For the teams that have been involved in the work, seeing a completed prototype on site in the Australian outback is a great achievement after many years of work.

“This is the first time that I’m involved in such a big project, so for me it’s a great experience” said Marco Poloni, an engineer from INAF in Italy who has been part of the installation campaign.

AAVS1 is in the process of being connected to the Murchison Widefield Array (MWA), one of the four SKA precursor telescopes, which has been operational since 2013. By combining the data of the demonstrator with the MWA, the engineers will be able to fully characterise its on-sky performance.

Both AAVS1 and MWA have been heavily supported by scientists, engineers and data-intensive astronomy specialists from the International Centre for Radio Astronomy Research (ICRAR) in Perth, Western Australia.

Aperture Array Verification System (AAVS1)

About the LFAA consortium

The “Low-Frequency Aperture Array” (LFAA) element is the set of antennas, on-board amplifiers and local processing required for the Aperture Array telescope of the SKA.
The LFAA consortium is led by the Netherlands Institute for Radio Astronomy (ASTRON) and includes the International Centre for Radio Astronomy Research (ICRAR), Australia; the Key Lab of Aperture Array and Space Application (KLAASA), China; the National Institute for Astrophysics (INAF), Italy; the University of Malta; the Joint Institute for VLBI in Europe (JIVE), the Netherlands; the University of Cambridge, UK; the University of Manchester, UK; the University of Oxford, UK; the Science and Technology Facilities Council (STFC), UK; Observatoire de la Côte d’Azur, France; and Station de Radioastronomie de Nançay, France.
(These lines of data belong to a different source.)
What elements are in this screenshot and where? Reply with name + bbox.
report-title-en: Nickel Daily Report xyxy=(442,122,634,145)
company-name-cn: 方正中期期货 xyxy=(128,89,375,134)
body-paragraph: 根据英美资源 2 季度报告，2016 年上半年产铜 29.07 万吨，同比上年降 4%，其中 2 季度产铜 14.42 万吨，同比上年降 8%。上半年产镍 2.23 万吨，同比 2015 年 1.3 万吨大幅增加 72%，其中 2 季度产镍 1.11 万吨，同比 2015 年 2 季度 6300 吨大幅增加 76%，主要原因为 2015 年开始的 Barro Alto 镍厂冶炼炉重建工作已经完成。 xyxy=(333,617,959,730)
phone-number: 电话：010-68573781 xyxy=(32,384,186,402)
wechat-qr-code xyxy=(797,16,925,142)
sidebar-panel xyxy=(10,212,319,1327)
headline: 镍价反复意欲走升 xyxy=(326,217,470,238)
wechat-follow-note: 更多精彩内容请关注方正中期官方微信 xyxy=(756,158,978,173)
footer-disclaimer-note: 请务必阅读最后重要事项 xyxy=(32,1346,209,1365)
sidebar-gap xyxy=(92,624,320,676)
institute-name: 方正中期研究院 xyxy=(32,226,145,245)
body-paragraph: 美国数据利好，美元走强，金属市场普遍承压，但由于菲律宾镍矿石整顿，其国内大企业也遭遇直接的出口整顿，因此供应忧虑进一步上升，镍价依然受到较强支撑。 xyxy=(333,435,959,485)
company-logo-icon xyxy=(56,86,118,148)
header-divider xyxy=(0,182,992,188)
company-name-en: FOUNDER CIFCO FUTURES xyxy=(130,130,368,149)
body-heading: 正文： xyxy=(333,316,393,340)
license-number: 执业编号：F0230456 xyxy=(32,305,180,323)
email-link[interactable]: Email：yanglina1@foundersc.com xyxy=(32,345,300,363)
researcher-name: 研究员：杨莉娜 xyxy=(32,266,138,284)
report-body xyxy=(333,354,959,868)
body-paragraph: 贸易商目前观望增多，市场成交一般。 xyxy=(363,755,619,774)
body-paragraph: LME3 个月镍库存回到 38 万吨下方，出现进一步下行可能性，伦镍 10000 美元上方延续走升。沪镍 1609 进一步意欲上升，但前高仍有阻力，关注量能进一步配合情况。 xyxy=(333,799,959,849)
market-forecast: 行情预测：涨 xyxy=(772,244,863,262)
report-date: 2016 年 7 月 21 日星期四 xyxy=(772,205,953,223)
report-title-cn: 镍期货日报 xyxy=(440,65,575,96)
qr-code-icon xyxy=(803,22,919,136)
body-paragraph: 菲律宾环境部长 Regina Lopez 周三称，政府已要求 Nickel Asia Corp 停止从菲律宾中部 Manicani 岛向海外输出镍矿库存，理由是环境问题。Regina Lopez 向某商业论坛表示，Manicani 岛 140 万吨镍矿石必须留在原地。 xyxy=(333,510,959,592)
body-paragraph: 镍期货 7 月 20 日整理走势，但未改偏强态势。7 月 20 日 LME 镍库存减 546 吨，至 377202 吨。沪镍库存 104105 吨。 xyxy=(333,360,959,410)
More about the LFAA consortium
Read more about the installation campaign

About the SKA

The Square Kilometre Array (SKA) project is an international effort to build the world’s largest radio telescope, led by SKA Organisation based at the Jodrell Bank Observatory near Manchester. The SKA will conduct transformational science to improve our understanding of the Universe and the laws of fundamental physics, monitoring the sky in unprecedented detail and mapping it hundreds of times faster than any current facility.
The SKA is not a single telescope, but a collection of telescopes or instruments, called an array, to be spread over long distances. The SKA is to be constructed in two phases: Phase 1 (called SKA1) in South Africa and Australia; Phase 2 (called SKA2) expanding into other African countries, with the component in Australia also being expanded.
Already supported by 10 member countries – Australia, Canada, China, India, Italy, New Zealand, South Africa, Sweden, the Netherlands and the United Kingdom – SKA Organisation has brought together some of the world’s finest scientists, engineers and policy makers and more than 100 companies and research institutions across 20 countries in the design and development of the telescope.